Social Media for Flu Prediction
The recent revelation on how IBM utilized big data to predict flu outbreaks via social media is a clear indicator of the big strides happening in technology. IBM Infosphere BigInsights platform was used to conduct digital surveillance on Twitter with the goal of detecting, tracking, and mapping flu-related content posted on Twitter (Zadeh, 2015). The project was successful in providing a close correlation between clinic flu encounters and online posts. This can be attributed to social media’s exponential growth since the introduction of smartphones and the belief that the internet has all the answers. Currently, most families in the U.S. have a smartphone or computer which they use to access social media. Most individuals also trust social media applications such as Twitter where they converse with close friends and acquaintances. Therefore, information such as flu signs and symptoms are openly shared and discussed.

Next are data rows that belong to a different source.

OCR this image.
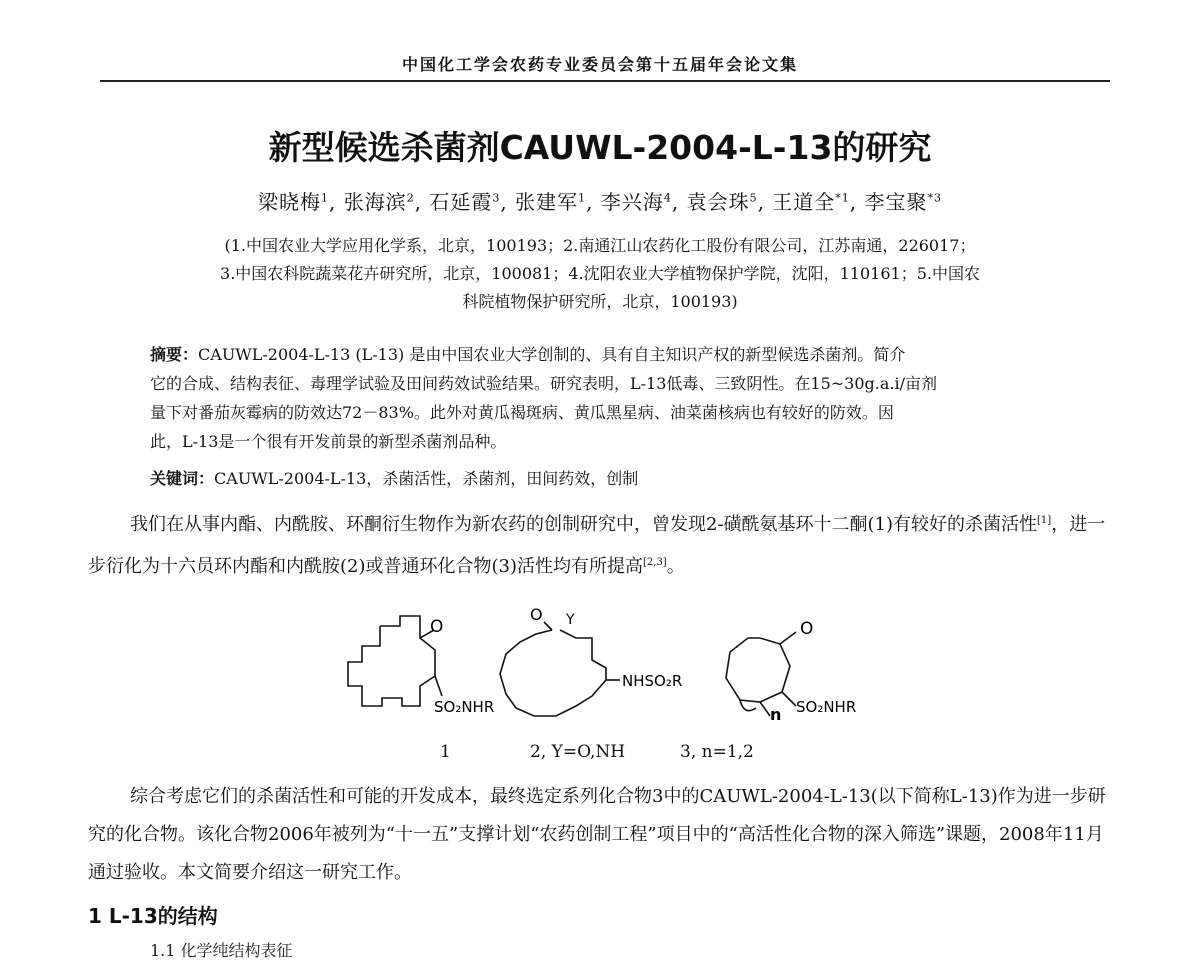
中国化工学会农药专业委员会第十五届年会论文集
新型候选杀菌剂CAUWL-2004-L-13的研究
梁晓梅$^1$, 张海滨$^2$, 石延霞$^3$, 张建军$^1$, 李兴海$^4$, 袁会珠$^5$, 王道全$^{*1}$, 李宝聚$^{*3}$
(1.中国农业大学应用化学系，北京，100193；2.南通江山农药化工股份有限公司，江苏南通，226017；
3.中国农科院蔬菜花卉研究所，北京，100081；4.沈阳农业大学植物保护学院，沈阳，110161；5.中国农
科院植物保护研究所，北京，100193)
摘要：CAUWL-2004-L-13 (L-13) 是由中国农业大学创制的、具有自主知识产权的新型候选杀菌剂。简介
它的合成、结构表征、毒理学试验及田间药效试验结果。研究表明，L-13低毒、三致阴性。在15~30g.a.i/亩剂
量下对番茄灰霉病的防效达72－83%。此外对黄瓜褐斑病、黄瓜黑星病、油菜菌核病也有较好的防效。因
此，L-13是一个很有开发前景的新型杀菌剂品种。
关键词：CAUWL-2004-L-13，杀菌活性，杀菌剂，田间药效，创制
我们在从事内酯、内酰胺、环酮衍生物作为新农药的创制研究中，曾发现2-磺酰氨基环十二酮(1)有较好的杀菌活性[1]，进一步衍化为十六员环内酯和内酰胺(2)或普通环化合物(3)活性均有所提高[2,3]。
O
SO₂NHR
O Y
NHSO₂R
O
SO₂NHR
n
1	2, Y=O,NH	3, n=1,2
综合考虑它们的杀菌活性和可能的开发成本，最终选定系列化合物3中的CAUWL-2004-L-13(以下简称L-13)作为进一步研究的化合物。该化合物2006年被列为“十一五”支撑计划“农药创制工程”项目中的“高活性化合物的深入筛选”课题，2008年11月通过验收。本文简要介绍这一研究工作。
1 L-13的结构
1.1 化学纯结构表征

Apart from using Twitter and social media applications, Google Search Trends is another viable option. Google has a wide array of applications that store vital user information, such as texts, locations, user profiles, and photos. Therefore using Google is a worthy route since data is easily accessible without the need for APIs and other forms of integrations. More so, Google is a well-established company with top-notch resources. Other variables include traditional weather and climate factors and deep learning which uses multiples layers of data to extract higher level features from raw input progressively. Furthermore, the advancements witnessed in big data enable effective digital surveillance operations. Given that nowadays, people prefer to use social media and the internet to diagnose their illnesses and infections, it is much easier to track illnesses online. Self-diagnosis has led to a decrease in hospital walk-ins to the extent doctors are now venturing into online-based solutions.
Zadeh, A. H., Zolbanin, H. M., Sharda, R., & Delen, D. (2015). Social media for nowcasting the flu activity: Spatial-temporal and text analysis. Business Analytics Congress, Pre-ICIS Conference, Fort Worth, TX.